Lo sguardo scivola verso Giorgio,mio marito, lo scruto un po’ risentita : dorme…
-Queste rughe sulla fronte- penso-quando sono arrivate!?…-
Mi lascio trasportare dalla tenerezza, mi chino sul letto e lo bacio piano.
Lui fa una smorfia mi abbraccia e torna a dormire.
Scivolo piano fuori dalle sue braccia, con un po’ di rammarico, in altri tempi…beh in altri tempi avremmo fatto tardi, senza preoccuparci più di tanto.
Ma adesso c’è Bea e devo parlarle prima che si alzino tutti.
L’ho sentita rientrare tardissimo.
Ha solo 18 anni, la maturità da affrontare ed un ragazzo decisamente troppo grande per lei…
-ah è già in piedi..-
Rannicchiata sul divano sembra la bambina che non è più, è una donna ormai.
“Bea sei già in piedi!?”
Ha lo sguardo smarrito e occhiaie profonde.
“Ti va di parlare…”
Non finisco neanche la frase che Bea inizia a piangere.
-Ecco…quello stronzo lo prendo a calci nel culo –
Mi avvicino faccio per abbracciarla, ma mi blocco temendo un rifiuto, invece mi abbraccia lei e mi tiene stretta.
Oddio adesso sì che sono spaventata…
Aspetto si calmi accarezzandole piano la testa, da bambina le piaceva tanto…
” Mamma ho avuto tanta paura…”
Mi sento morire
-Calma, rimani calma…-
“Ti va di raccontarmi cos’è successo?”
“Io…mi vergogno, no non è che mi…io e Luca abbiamo fatto l’amore…” mi dice tutto d’un fiato…
-Calma, rimani calma!-
“D’accordo, dimmi solo perché hai avuto paura…è successo qualcosa…cioè ti ha costretta a fare qualcosa che non volevi!?”
Mi guarda stupita:”Ma no… Che dici mamma!! È stato molto bello…ecco non so se hai presente… ma è bello fare l’amore!!”
-Ossignore dammi la forza…-
“Si tesoro ho presente…però hai appena detto che hai avuto paura…”

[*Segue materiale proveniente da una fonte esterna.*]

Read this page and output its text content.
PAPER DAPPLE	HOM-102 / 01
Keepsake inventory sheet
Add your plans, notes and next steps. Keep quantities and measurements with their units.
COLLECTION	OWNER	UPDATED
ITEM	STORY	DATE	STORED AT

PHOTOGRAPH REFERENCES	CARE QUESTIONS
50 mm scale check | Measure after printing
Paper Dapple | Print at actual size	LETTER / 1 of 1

“Oh si…tanta, veramente tanta paura…ho avuto un ritardo del ciclo e mi sono spaventata…”
“Eh…”
“Stanotte abbiamo fatto tardi, perché Luca voleva venire a casa e parlare con voi, abbiamo litigato perché volevo essere io a dirvelo…”
“E poi cos’è successo!?”
“E niente sono tornata a casa e mentre ero in bagno… Mi sono accorta di avere il ciclo…”
“Hai chiamato Luca?”
“Si, l’ho chiamato e abbiamo parlato tanto…ecco mamma io volevo chiederti un favore… Insomma…mi accompagneresti dalla tua ginecologa? Con Luca abbiamo deciso di aspettare, di fare le cose con calma… Insomma di essere sicuri…”
Mi guarda un po’ spaventata come se temesse di aver esagerato.

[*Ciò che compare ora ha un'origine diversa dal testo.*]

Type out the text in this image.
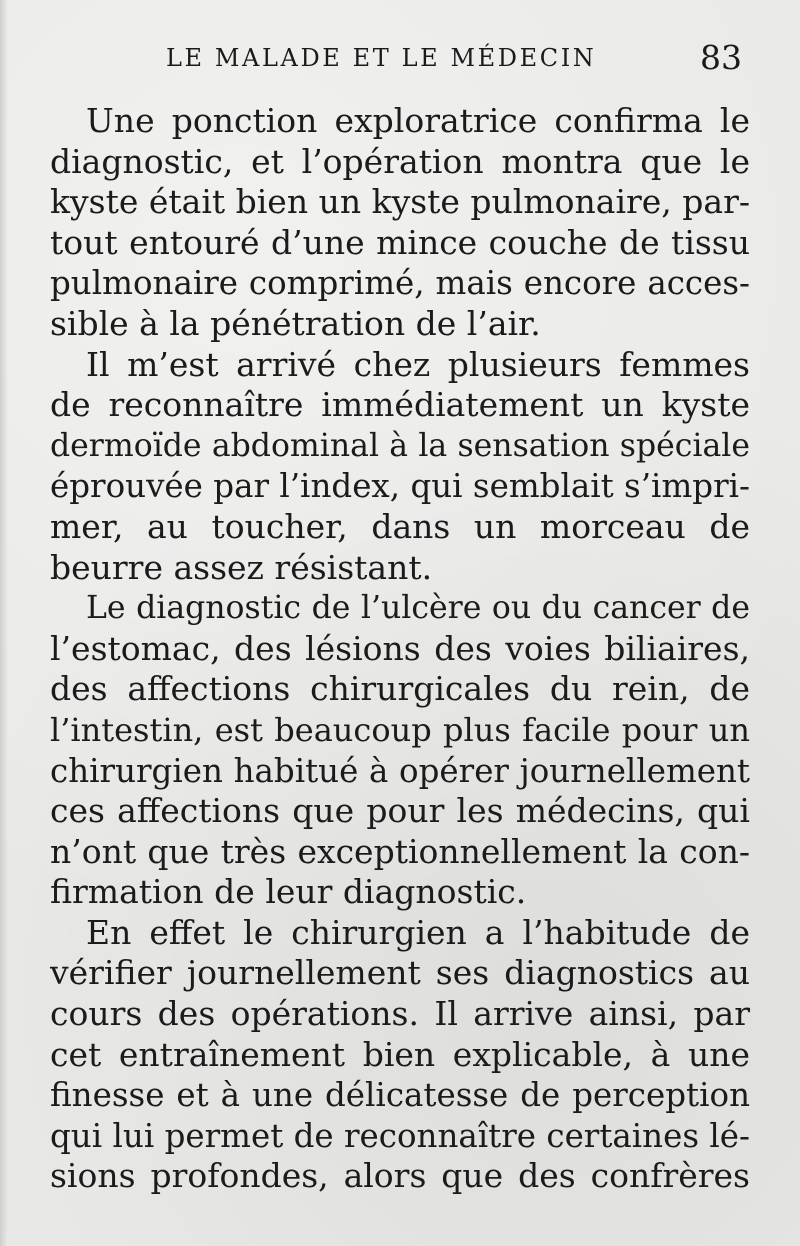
LE MALADE ET LE MÉDECIN	83
Une ponction exploratrice confirma le
diagnostic, et l’opération montra que le
kyste était bien un kyste pulmonaire, par-
tout entouré d’une mince couche de tissu
pulmonaire comprimé, mais encore acces-
sible à la pénétration de l’air.
Il m’est arrivé chez plusieurs femmes
de reconnaître immédiatement un kyste
dermoïde abdominal à la sensation spéciale
éprouvée par l’index, qui semblait s’impri-
mer, au toucher, dans un morceau de
beurre assez résistant.
Le diagnostic de l’ulcère ou du cancer de
l’estomac, des lésions des voies biliaires,
des affections chirurgicales du rein, de
l’intestin, est beaucoup plus facile pour un
chirurgien habitué à opérer journellement
ces affections que pour les médecins, qui
n’ont que très exceptionnellement la con-
firmation de leur diagnostic.
En effet le chirurgien a l’habitude de
vérifier journellement ses diagnostics au
cours des opérations. Il arrive ainsi, par
cet entraînement bien explicable, à une
finesse et à une délicatesse de perception
qui lui permet de reconnaître certaines lé-
sions profondes, alors que des confrères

“Certo che ti accompagno, non ti lascio mica sola…”
“Mamma!? Con papà ci parli tu?”
“D’accordo con papà ci parlo io…”

Con la coda dell’occhio vedo Giorgio sulla porta, giro la testa
-Oh adesso sviene…- è pallido ed ha faccia del padre pronto a chiudere in convento la figlia disonorata.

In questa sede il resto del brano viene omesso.